Pesquisa publicada na revista científica Nature Medicine reforça a importância do uso racional desses medicamentos
Um estudo publicado na revista científica Nature Medicine aponta que o uso de alguns antibióticos pode estar associado a alterações duradouras no microbioma intestinal, conjunto de microrganismos que vivem no intestino e participam de funções importantes para a digestão, a imunidade e o metabolismo.
A pesquisa analisou dados de 14.979 adultos na Suécia, reunindo informações sobre prescrições de medicamentos e amostras do microbioma intestinal. Os pesquisadores observaram que pessoas que utilizaram determinadas classes de antibióticos apresentavam menor diversidade de bactérias intestinais em comparação com participantes que não haviam recebido esses medicamentos no período avaliado.
As alterações foram mais intensas quando o uso do antibiótico ocorreu no ano anterior à coleta das amostras. No entanto, em alguns casos, mudanças na composição do microbioma ainda foram detectadas entre quatro e oito anos após o tratamento.

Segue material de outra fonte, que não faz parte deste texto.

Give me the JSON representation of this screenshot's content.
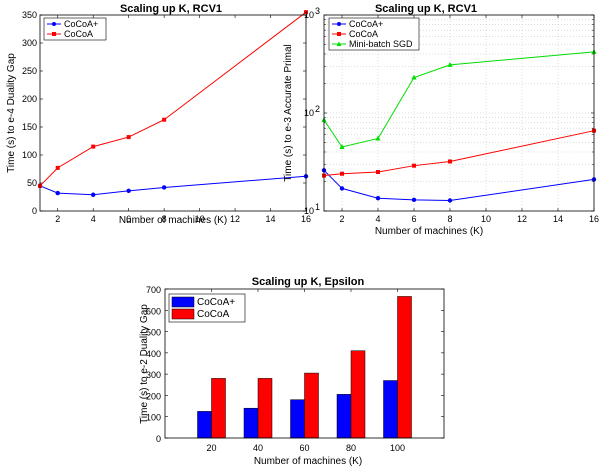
{
  "chart_data": [
    {
      "id": "c1",
      "type": "line",
      "title": "Scaling up K, RCV1",
      "xlabel": "Number of machines (K)",
      "ylabel": "Time (s) to e-4 Duality Gap",
      "xlim": [
        1,
        16
      ],
      "ylim": [
        0,
        350
      ],
      "xticks": [
        2,
        4,
        6,
        8,
        10,
        12,
        14,
        16
      ],
      "yticks": [
        0,
        50,
        100,
        150,
        200,
        250,
        300,
        350
      ],
      "legend_position": "top-left",
      "grid": false,
      "series": [
        {
          "name": "CoCoA+",
          "color": "#0000ff",
          "marker": "circle",
          "x": [
            1,
            2,
            4,
            6,
            8,
            16
          ],
          "y": [
            45,
            32,
            29,
            36,
            42,
            62
          ]
        },
        {
          "name": "CoCoA",
          "color": "#ff0000",
          "marker": "square",
          "x": [
            1,
            2,
            4,
            6,
            8,
            16
          ],
          "y": [
            45,
            77,
            115,
            132,
            163,
            355
          ]
        }
      ]
    },
    {
      "id": "c2",
      "type": "line",
      "scale": "log",
      "title": "Scaling up K, RCV1",
      "xlabel": "Number of machines (K)",
      "ylabel": "Time (s) to e-3 Accurate Primal",
      "xlim": [
        1,
        16
      ],
      "ylim": [
        10,
        1000
      ],
      "xticks": [
        2,
        4,
        6,
        8,
        10,
        12,
        14,
        16
      ],
      "yticks": [
        10,
        100,
        1000
      ],
      "ytick_labels": [
        "10",
        "10",
        "10"
      ],
      "ytick_exps": [
        "1",
        "2",
        "3"
      ],
      "legend_position": "top-left",
      "grid": true,
      "series": [
        {
          "name": "CoCoA+",
          "color": "#0000ff",
          "marker": "circle",
          "x": [
            1,
            2,
            4,
            6,
            8,
            16
          ],
          "y": [
            26,
            17,
            13.5,
            13,
            12.8,
            21
          ]
        },
        {
          "name": "CoCoA",
          "color": "#ff0000",
          "marker": "square",
          "x": [
            1,
            2,
            4,
            6,
            8,
            16
          ],
          "y": [
            23,
            24,
            25,
            29,
            32,
            66
          ]
        },
        {
          "name": "Mini-batch SGD",
          "color": "#00dd00",
          "marker": "triangle",
          "x": [
            1,
            2,
            4,
            6,
            8,
            16
          ],
          "y": [
            85,
            45,
            55,
            230,
            310,
            420
          ]
        }
      ]
    },
    {
      "id": "c3",
      "type": "bar",
      "title": "Scaling up K, Epsilon",
      "xlabel": "Number of machines (K)",
      "ylabel": "Time (s) to e-2 Duality Gap",
      "categories": [
        "20",
        "40",
        "60",
        "80",
        "100"
      ],
      "ylim": [
        0,
        700
      ],
      "yticks": [
        0,
        100,
        200,
        300,
        400,
        500,
        600,
        700
      ],
      "legend_position": "top-left",
      "grid": false,
      "series": [
        {
          "name": "CoCoA+",
          "color": "#0000ff",
          "values": [
            125,
            140,
            180,
            205,
            270
          ]
        },
        {
          "name": "CoCoA",
          "color": "#ff0000",
          "values": [
            280,
            280,
            305,
            410,
            665
          ]
        }
      ]
    }
  ]
}
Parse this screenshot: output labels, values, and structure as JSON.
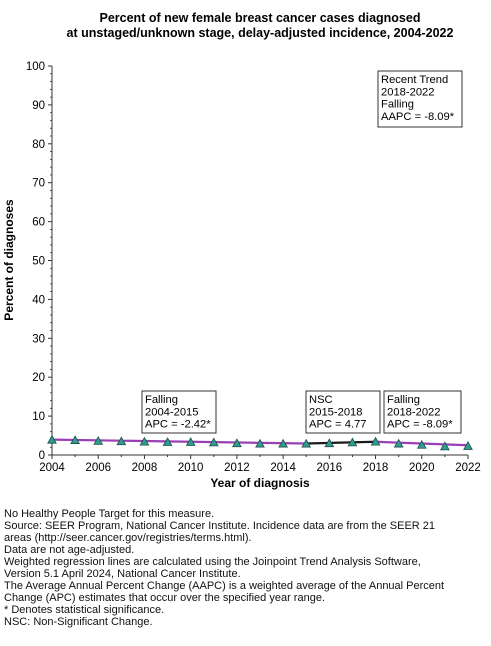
{
  "chart_data": {
    "type": "line",
    "title_lines": [
      "Percent of new female breast cancer cases diagnosed",
      "at unstaged/unknown stage, delay-adjusted incidence, 2004-2022"
    ],
    "xlabel": "Year of diagnosis",
    "ylabel": "Percent of diagnoses",
    "xlim": [
      2004,
      2022
    ],
    "ylim": [
      0,
      100
    ],
    "x_ticks": [
      2004,
      2006,
      2008,
      2010,
      2012,
      2014,
      2016,
      2018,
      2020,
      2022
    ],
    "y_ticks": [
      0,
      10,
      20,
      30,
      40,
      50,
      60,
      70,
      80,
      90,
      100
    ],
    "grid": false,
    "observed": {
      "x": [
        2004,
        2005,
        2006,
        2007,
        2008,
        2009,
        2010,
        2011,
        2012,
        2013,
        2014,
        2015,
        2016,
        2017,
        2018,
        2019,
        2020,
        2021,
        2022
      ],
      "y": [
        3.9,
        3.8,
        3.6,
        3.5,
        3.4,
        3.3,
        3.3,
        3.2,
        3.0,
        2.9,
        2.9,
        2.9,
        3.0,
        3.2,
        3.4,
        2.9,
        2.6,
        2.2,
        2.3
      ]
    },
    "segments": [
      {
        "x": [
          2004,
          2015
        ],
        "y": [
          3.95,
          2.95
        ],
        "color": "#9b3fb5"
      },
      {
        "x": [
          2015,
          2018
        ],
        "y": [
          2.95,
          3.4
        ],
        "color": "#1a1a1a"
      },
      {
        "x": [
          2018,
          2022
        ],
        "y": [
          3.4,
          2.5
        ],
        "color": "#9b3fb5"
      }
    ],
    "marker_color": "#2e9c8e",
    "annotations": [
      {
        "lines": [
          "Falling",
          "2004-2015",
          "APC = -2.42*"
        ]
      },
      {
        "lines": [
          "NSC",
          "2015-2018",
          "APC =  4.77"
        ]
      },
      {
        "lines": [
          "Falling",
          "2018-2022",
          "APC = -8.09*"
        ]
      },
      {
        "lines": [
          "Recent Trend",
          "2018-2022",
          "Falling",
          "AAPC = -8.09*"
        ]
      }
    ]
  },
  "notes": [
    "No Healthy People Target for this measure.",
    "Source: SEER Program, National Cancer Institute. Incidence data are from the SEER 21",
    "areas (http://seer.cancer.gov/registries/terms.html).",
    "Data are not age-adjusted.",
    "Weighted regression lines are calculated using the Joinpoint Trend Analysis Software,",
    "Version 5.1 April 2024, National Cancer Institute.",
    "The Average Annual Percent Change (AAPC) is a weighted average of the Annual Percent",
    "Change (APC) estimates that occur over the specified year range.",
    "* Denotes statistical significance.",
    "NSC: Non-Significant Change."
  ]
}
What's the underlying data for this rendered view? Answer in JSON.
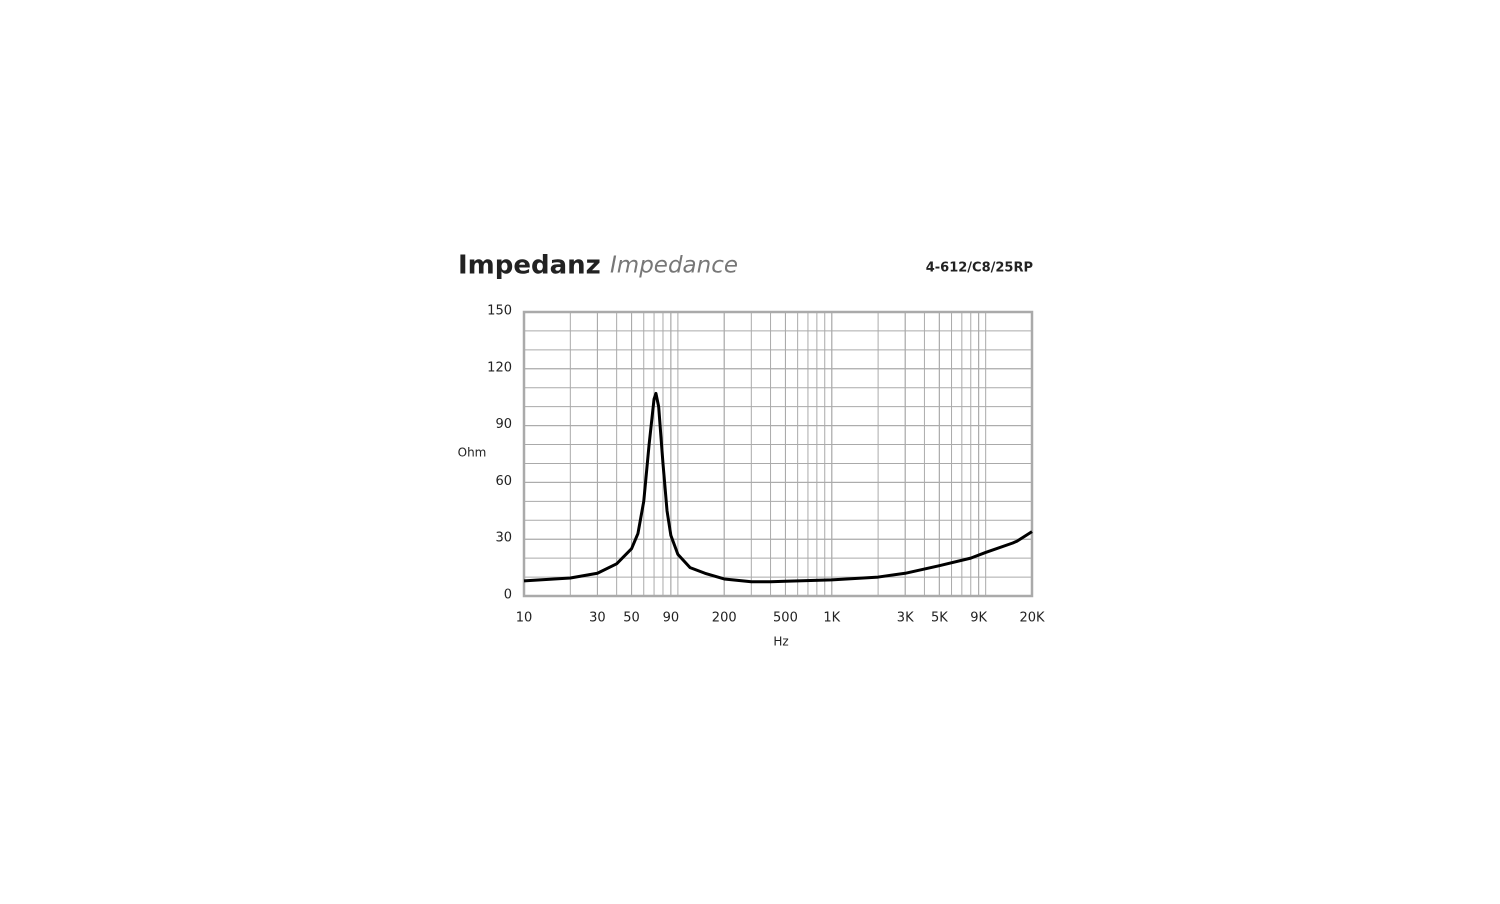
{
  "chart_data": {
    "type": "line",
    "title": "Impedanz",
    "subtitle": "Impedance",
    "annotation": "4-612/C8/25RP",
    "ylabel": "Ohm",
    "xlabel": "Hz",
    "xscale": "log",
    "xlim": [
      10,
      20000
    ],
    "xticks": [
      10,
      30,
      50,
      90,
      200,
      500,
      {
        "value": 1000,
        "label": "1K"
      },
      {
        "value": 3000,
        "label": "3K"
      },
      {
        "value": 5000,
        "label": "5K"
      },
      {
        "value": 9000,
        "label": "9K"
      },
      {
        "value": 20000,
        "label": "20K"
      }
    ],
    "xgrid": [
      20,
      30,
      40,
      50,
      60,
      70,
      80,
      90,
      100,
      200,
      300,
      400,
      500,
      600,
      700,
      800,
      900,
      1000,
      2000,
      3000,
      4000,
      5000,
      6000,
      7000,
      8000,
      9000,
      10000
    ],
    "ylim": [
      0,
      150
    ],
    "yticks": [
      0,
      30,
      60,
      90,
      120,
      150
    ],
    "ygrid": [
      10,
      20,
      30,
      40,
      50,
      60,
      70,
      80,
      90,
      100,
      110,
      120,
      130,
      140
    ],
    "grid_color": "#aaaaaa",
    "series": [
      {
        "name": "Impedance",
        "color": "#000000",
        "x": [
          10,
          20,
          30,
          40,
          50,
          55,
          60,
          65,
          70,
          72,
          75,
          80,
          85,
          90,
          100,
          120,
          150,
          200,
          300,
          400,
          500,
          1000,
          2000,
          3000,
          5000,
          8000,
          10000,
          15000,
          16000,
          20000
        ],
        "values": [
          8,
          9.5,
          12,
          17,
          25,
          33,
          50,
          80,
          104,
          107,
          100,
          70,
          45,
          32,
          22,
          15,
          12,
          9,
          7.5,
          7.5,
          7.8,
          8.5,
          10,
          12,
          16,
          20,
          23,
          28,
          29,
          34
        ]
      }
    ]
  }
}
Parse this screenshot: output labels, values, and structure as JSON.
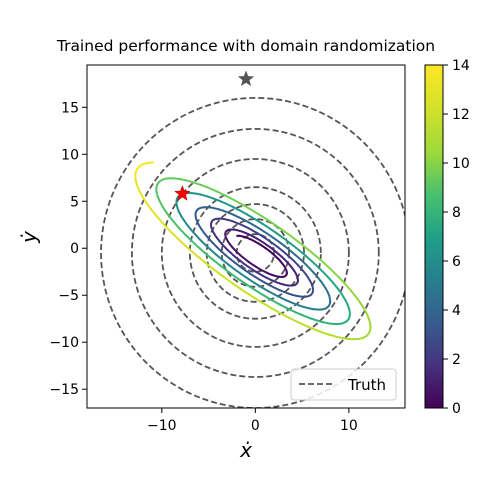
{
  "chart_data": {
    "type": "line",
    "title": "Trained performance with domain randomization",
    "xlabel": "ẋ",
    "ylabel": "ẏ",
    "xlim": [
      -18,
      16
    ],
    "ylim": [
      -17,
      19.5
    ],
    "xticks": [
      -10,
      0,
      10
    ],
    "yticks": [
      -15,
      -10,
      -5,
      0,
      5,
      10,
      15
    ],
    "grid": false,
    "legend": {
      "placement": "lower right",
      "entries": [
        "Truth"
      ]
    },
    "colorbar": {
      "range": [
        0,
        14
      ],
      "ticks": [
        0,
        2,
        4,
        6,
        8,
        10,
        12,
        14
      ],
      "colormap": "viridis"
    },
    "truth": {
      "name": "Truth",
      "style": "dashed",
      "color": "#555555",
      "center": [
        0,
        -0.5
      ],
      "radii": [
        16.5,
        13.2,
        10.0,
        7.0,
        5.2,
        3.6,
        2.0
      ]
    },
    "trained": {
      "center": [
        0.3,
        -0.7
      ],
      "angle_deg": -35,
      "loops": [
        {
          "a": 16.0,
          "b": 4.3,
          "t": 14.0
        },
        {
          "a": 13.3,
          "b": 3.5,
          "t": 10.6
        },
        {
          "a": 10.7,
          "b": 2.9,
          "t": 7.2
        },
        {
          "a": 8.2,
          "b": 2.3,
          "t": 4.4
        },
        {
          "a": 6.2,
          "b": 1.8,
          "t": 2.4
        },
        {
          "a": 4.3,
          "b": 1.3,
          "t": 1.0
        }
      ]
    },
    "markers": [
      {
        "name": "truth-start",
        "x": -1.0,
        "y": 18.0,
        "color": "#555555"
      },
      {
        "name": "trained-start",
        "x": -7.8,
        "y": 5.8,
        "color": "#ff0000"
      }
    ]
  }
}
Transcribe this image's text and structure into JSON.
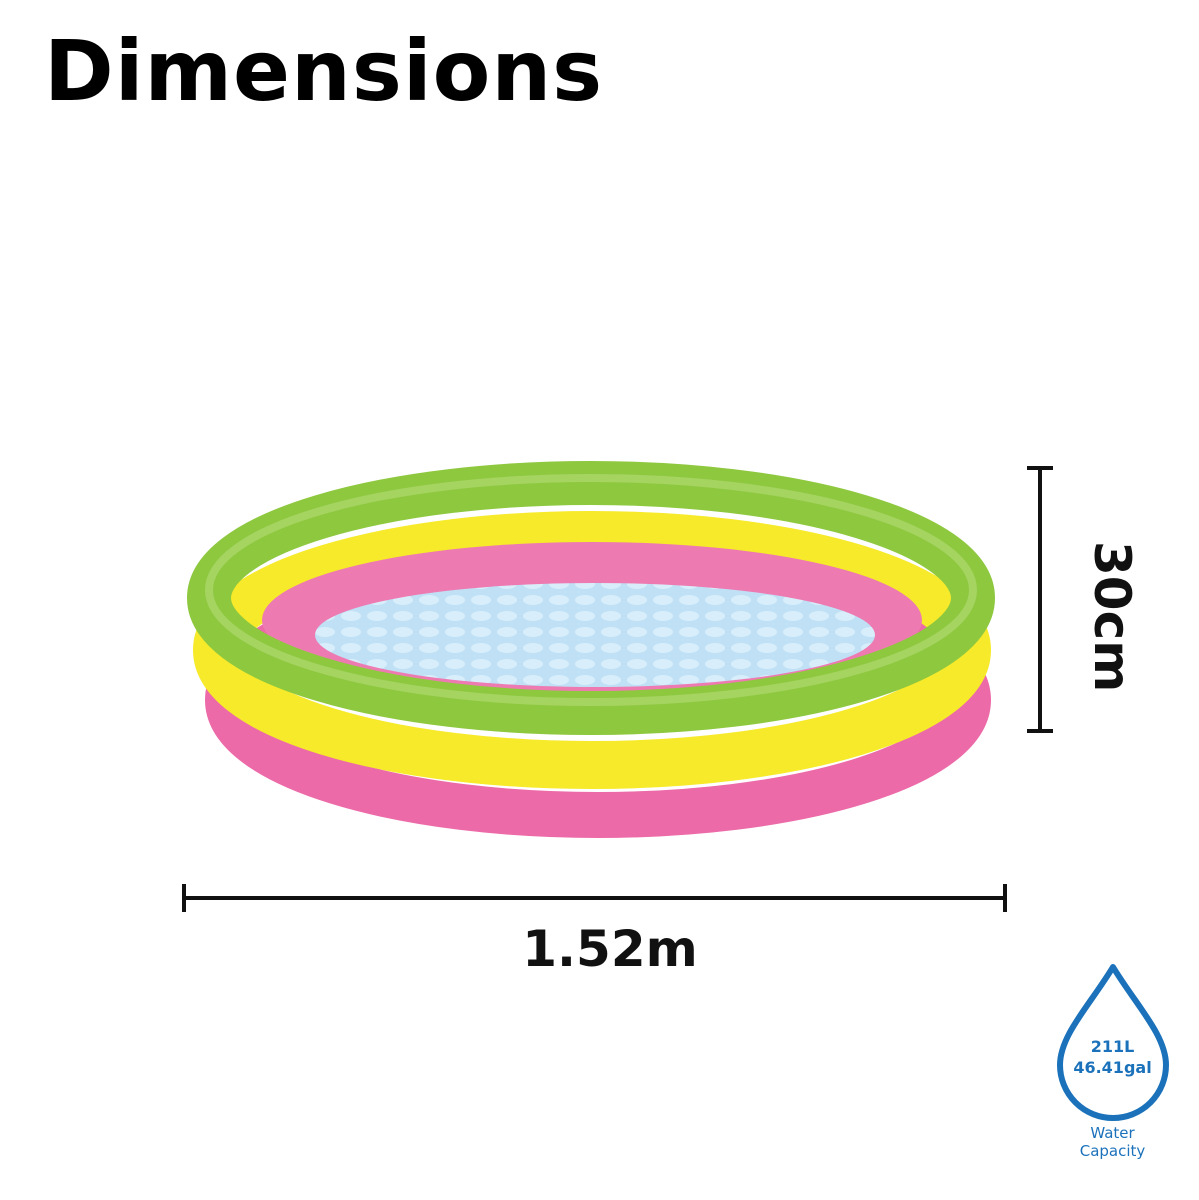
{
  "title": "Dimensions",
  "dimensions": {
    "width": "1.52m",
    "height": "30cm"
  },
  "capacity": {
    "liters": "211L",
    "gallons": "46.41gal",
    "label_line1": "Water",
    "label_line2": "Capacity",
    "icon": "water-drop-icon"
  },
  "colors": {
    "accent": "#1b72bb",
    "green": "#8cc63f",
    "yellow": "#f5e61e",
    "pink": "#e85aa0",
    "water": "#bfe0f5"
  }
}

Entre os antibióticos mais associados às alterações observadas estão clindamicina, fluoroquinolonas e flucloxacilina. O estudo também identificou que até mesmo um único ciclo de tratamento, em determinadas situações, pode estar relacionado a mudanças prolongadas na diversidade do microbioma intestinal.
Segundo os pesquisadores, a recuperação do microbioma tende a ocorrer de forma mais rápida nos dois primeiros anos após o uso do antibiótico, mas pode desacelerar posteriormente. Em alguns casos, essa recomposição pode não ocorrer de maneira completa.
Apesar dos achados, os autores ressaltam que ainda não há comprovação de que essas alterações no microbioma sejam responsáveis pelo desenvolvimento de doenças no futuro. Estudos anteriores já relacionaram mudanças na flora intestinal a condições como obesidade, diabetes tipo 2, doenças cardiovasculares e doenças inflamatórias intestinais, mas ainda são necessárias novas pesquisas para esclarecer possíveis relações de causa e efeito.
Os antibióticos continuam sendo medicamentos de grande importância para o tratamento de infecções bacterianas e podem salvar vidas quando utilizados corretamente. No entanto, os resultados reforçam a necessidade do uso racional, com prescrição adequada, orientação profissional e respeito ao tempo de tratamento indicado.
O uso incorreto de antibióticos, especialmente em situações nas quais eles não são indicados, como infecções virais, pode contribuir para a resistência bacteriana e gerar impactos à saúde individual e coletiva.
Para o CRF-GO, o estudo reforça o papel do farmacêutico na orientação à população sobre o uso seguro e racional de medicamentos. A automedicação com antibióticos deve ser evitada, e dúvidas sobre posologia, interações, efeitos adversos e descarte adequado devem ser esclarecidas com profissionais habilitados.
A orientação é clara: antibióticos devem ser utilizados somente quando prescritos e de acordo com a indicação profissional.